Despite their impressive performance on various tasks, vision transformers (ViTs) are heavy for mobile vision applications. Recent works have proposed combining the strengths of ViTs and convolutional neural networks (CNNs) to build lightweight networks. Still, these approaches rely on hand-designed architectures with a pre-determined number of parameters. In this work, we address the challenge of finding optimal light-weight ViTs given constraints on model size and computational cost using neural architecture search. We use a search algorithm that considers both model parameters and on-device deployment latency. This method analyzes network properties, hardware memory access pattern, and degree of parallelism to directly and accurately estimate the network latency. To prevent the need for extensive testing during the search process, we use a lookup table based on a detailed breakdown of the speed of each component and operation, which can be reused to evaluate the whole latency of each search structure. Our approach leads to improved efficiency compared to testing the speed of the whole model during the search process. Extensive experiments demonstrate that, under similar parameters and FLOPs, our searched lightweight ViTs achieve higher accuracy and lower latency than state-of-the-art models. For instance, on ImageNet-1K, AutoViT_XXS (71.3% Top-1 accuracy, 10.2ms latency) outperforms MobileViTv3_XXS (71.0% Top-1 accuracy, 12.5ms latency) with 0.3% higher accuracy and 2.3ms lower latency.

查看原文本刊更多论文

AutoViT：通过延迟感知的粗到精搜索在移动设备上实现实时视觉变形

尽管视觉变压器（vit）在各种任务上的表现令人印象深刻，但对于移动视觉应用来说，它仍然很重。最近的研究提出了结合vit和卷积神经网络（cnn）的优势来构建轻量级网络。尽管如此，这些方法依赖于手工设计的具有预先确定的参数数量的体系结构。在这项工作中，我们使用神经结构搜索解决了在给定模型大小和计算成本约束下寻找最优轻量级vit的挑战。我们使用一种同时考虑模型参数和设备上部署延迟的搜索算法。该方法通过分析网络特性、硬件内存访问模式和并行度来直接准确地估计网络延迟。为了避免在搜索过程中需要进行大量的测试，我们使用了一个基于每个组件和操作的详细速度分解的查找表，可以重用它来评估每个搜索结构的整体延迟。与在搜索过程中测试整个模型的速度相比，我们的方法提高了效率。大量的实验表明，在相似的参数和FLOPs下，我们搜索的轻量级ViTs比最先进的模型具有更高的精度和更低的延迟。
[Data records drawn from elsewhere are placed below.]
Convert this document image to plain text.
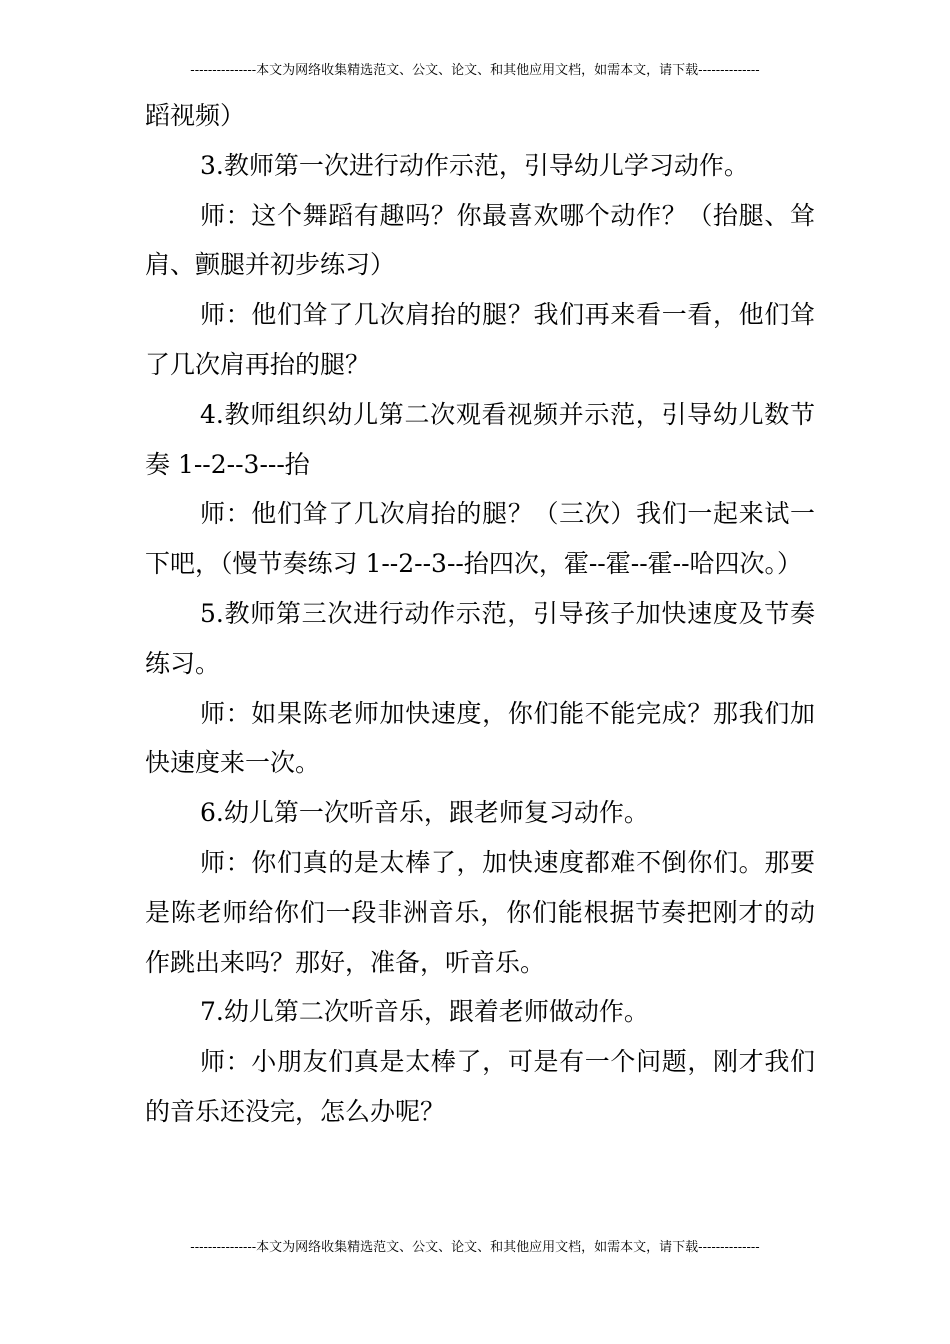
---------------本文为网络收集精选范文、公文、论文、和其他应用文档，如需本文，请下载--------------

蹈视频）

3.教师第一次进行动作示范，引导幼儿学习动作。

师：这个舞蹈有趣吗？你最喜欢哪个动作？（抬腿、耸肩、颤腿并初步练习）

师：他们耸了几次肩抬的腿？我们再来看一看，他们耸了几次肩再抬的腿？

4.教师组织幼儿第二次观看视频并示范，引导幼儿数节奏 1--2--3---抬

师：他们耸了几次肩抬的腿？（三次）我们一起来试一下吧，（慢节奏练习 1--2--3--抬四次，霍--霍--霍--哈四次。）

5.教师第三次进行动作示范，引导孩子加快速度及节奏练习。

师：如果陈老师加快速度，你们能不能完成？那我们加快速度来一次。

6.幼儿第一次听音乐，跟老师复习动作。

师：你们真的是太棒了，加快速度都难不倒你们。那要是陈老师给你们一段非洲音乐，你们能根据节奏把刚才的动作跳出来吗？那好，准备，听音乐。

7.幼儿第二次听音乐，跟着老师做动作。

师：小朋友们真是太棒了，可是有一个问题，刚才我们的音乐还没完，怎么办呢？

---------------本文为网络收集精选范文、公文、论文、和其他应用文档，如需本文，请下载--------------
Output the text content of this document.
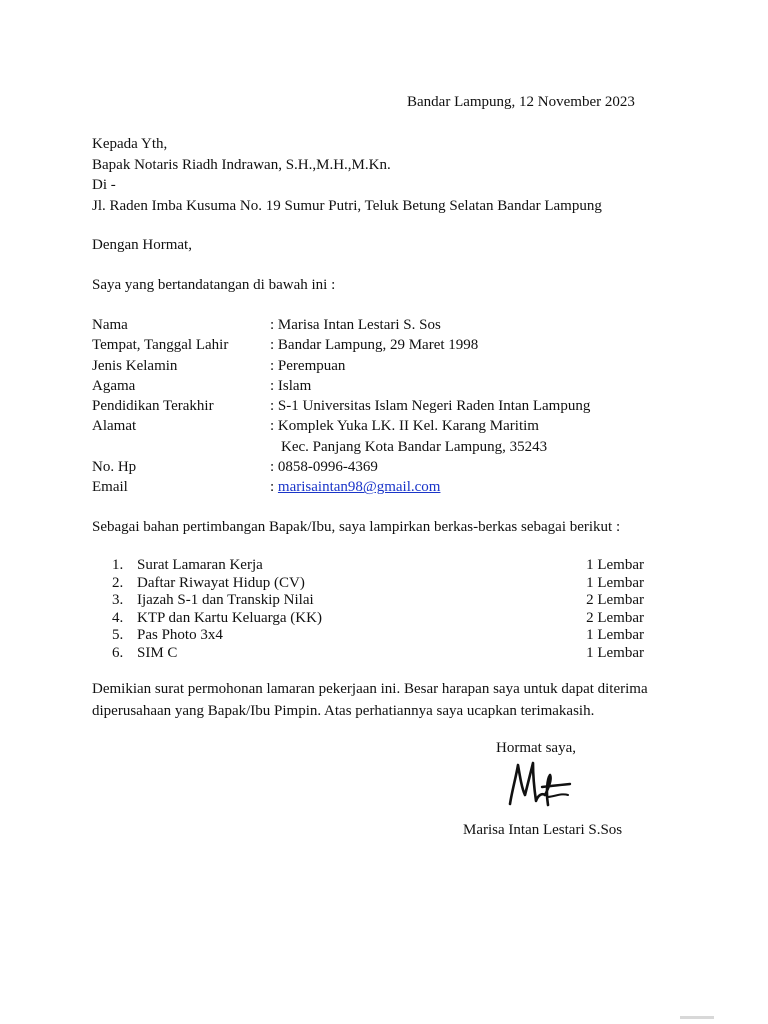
Bandar Lampung, 12 November 2023
Kepada Yth,
Bapak Notaris Riadh Indrawan, S.H.,M.H.,M.Kn.
Di -
Jl. Raden Imba Kusuma No. 19 Sumur Putri, Teluk Betung Selatan Bandar Lampung
Dengan Hormat,
Saya yang bertandatangan di bawah ini :
Nama	: Marisa Intan Lestari S. Sos
Tempat, Tanggal Lahir	: Bandar Lampung, 29 Maret 1998
Jenis Kelamin	: Perempuan
Agama	: Islam
Pendidikan Terakhir	: S-1 Universitas Islam Negeri Raden Intan Lampung
Alamat	: Komplek Yuka LK. II Kel. Karang Maritim
Kec. Panjang Kota Bandar Lampung, 35243
No. Hp	: 0858-0996-4369
Email	: marisaintan98@gmail.com
Sebagai bahan pertimbangan Bapak/Ibu, saya lampirkan berkas-berkas sebagai berikut :
1. Surat Lamaran Kerja	1 Lembar
2. Daftar Riwayat Hidup (CV)	1 Lembar
3. Ijazah S-1 dan Transkip Nilai	2 Lembar
4. KTP dan Kartu Keluarga (KK)	2 Lembar
5. Pas Photo 3x4	1 Lembar
6. SIM C	1 Lembar
Demikian surat permohonan lamaran pekerjaan ini. Besar harapan saya untuk dapat diterima
diperusahaan yang Bapak/Ibu Pimpin. Atas perhatiannya saya ucapkan terimakasih.
Hormat saya,
Marisa Intan Lestari S.Sos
例如，在ImageNet-1K上，AutoViT_XXS （71.3% Top-1精度，10.2ms延迟）优于MobileViTv3_XXS （71.0% Top-1精度，12.5ms延迟），精度提高0.3%，延迟降低2.3ms。

本文章由计算机程序翻译，如有差异，请以英文原文为准。

求助全文

约1分钟内获得全文求助全文

来源期刊

International Journal of Computer Vision 工程技术-计算机：人工智能

CiteScore

29.80

自引率

2.10%

发文量

163

审稿时长

6 months

期刊介绍： The International Journal of Computer Vision (IJCV) serves as a platform for sharing new research findings in the rapidly growing field of computer vision. It publishes 12 issues annually and presents high-quality, original contributions to the science and engineering of computer vision. The journal encompasses various types of articles to cater to different research outputs. Regular articles, which span up to 25 journal pages, focus on significant technical advancements that are of broad interest to the field. These articles showcase substantial progress in computer vision. Short articles, limited to 10 pages, offer a swift publication path for novel research outcomes. They provide a quicker means for sharing new findings with the computer vision community. Survey articles, comprising up to 30 pages, offer critical evaluations of the current state of the art in computer vision or offer tutorial presentations of relevant topics. These articles provide comprehensive and insightful overviews of specific subject areas. In addition to technical articles, the journal also includes book reviews, position papers, and editorials by prominent scientific figures. These contributions serve to complement the technical content and provide valuable perspectives. The journal encourages authors to include supplementary material online, such as images, video sequences, data sets, and software. This additional material enhances the understanding and reproducibility of the published research. Overall, the International Journal of Computer Vision is a comprehensive publication that caters to researchers in this rapidly growing field. It covers a range of article types, offers additional online resources, and facilitates the dissemination of impactful research.